The initial characterisation of the in vitro effects of platelet gel supernatant that we present in this study highlight at least three parameters that could form the basis for a biological assay of the activity of platelet gel preparations prior to their clinical use.
The first potential parameter is growth-promoting activity. A second parameter that could be used is related to the metabolic effects of the treatment and, in particular, the stimulation of protein synthesis and related events (such as proline transport). A third parameter of potential use could be the transcriptional response specifically related to the platelet gel: characteristic changes in gene expression are demonstrable in fibroblasts treated with platelet gel and these are qualitatively different from those observed in cell cultures stimulated with FBS.
In these in vitro experiments, the biological effects of the platelet gel were studied using the supernatant released from the gel during its contraction, accelerated by a double cycle of freezing and thawing. Although this supernatant may not fully represent the diverse biological activities of the platelet gel, the pleiotrophic effects that we demonstrated and the ease of its preparation indicate that the supernatant could be useful for evaluating the biological activity of platelet gel prior to its clinical use.

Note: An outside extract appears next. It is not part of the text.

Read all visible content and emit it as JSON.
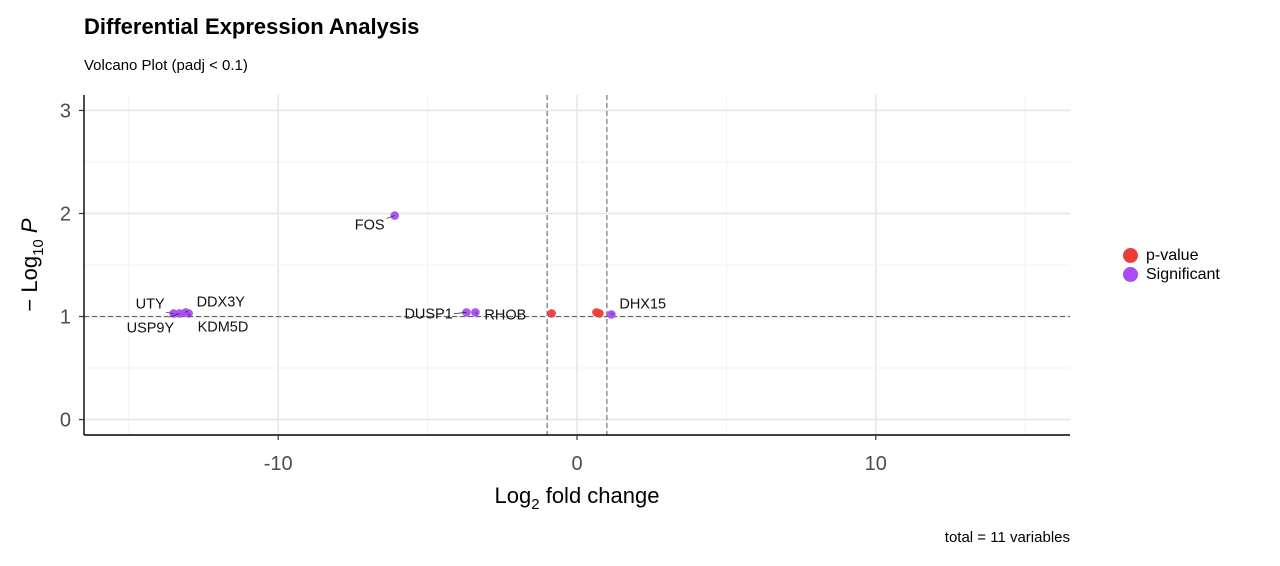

We also believe that a “composite” biological assay (in particular as regards proliferative activity and gene expression) could better reflect the complex activities of platelet gel compared to assays of single factors present in the granules and released during the formation of the gel. In fact, the platelet secretory proteome is particularly complex30 and an approach based on assaying single factors, with the hope that these would be representative, would be technically complicated and extremely expensive.
In conclusion, we believe that it would definitely be interesting to evaluate the clinical efficacy of the application of platelet gel, relating this to the biological properties of the platelet gel to use. Although platelet gel has been widely used for years on an empirical basis for numerous therapeutic indications, an approach of this type could significantly decrease the clinical variability associated with its use and lead to its recognition as an economically valid therapeutic strategy with precise indications in the context of regenerative medicine.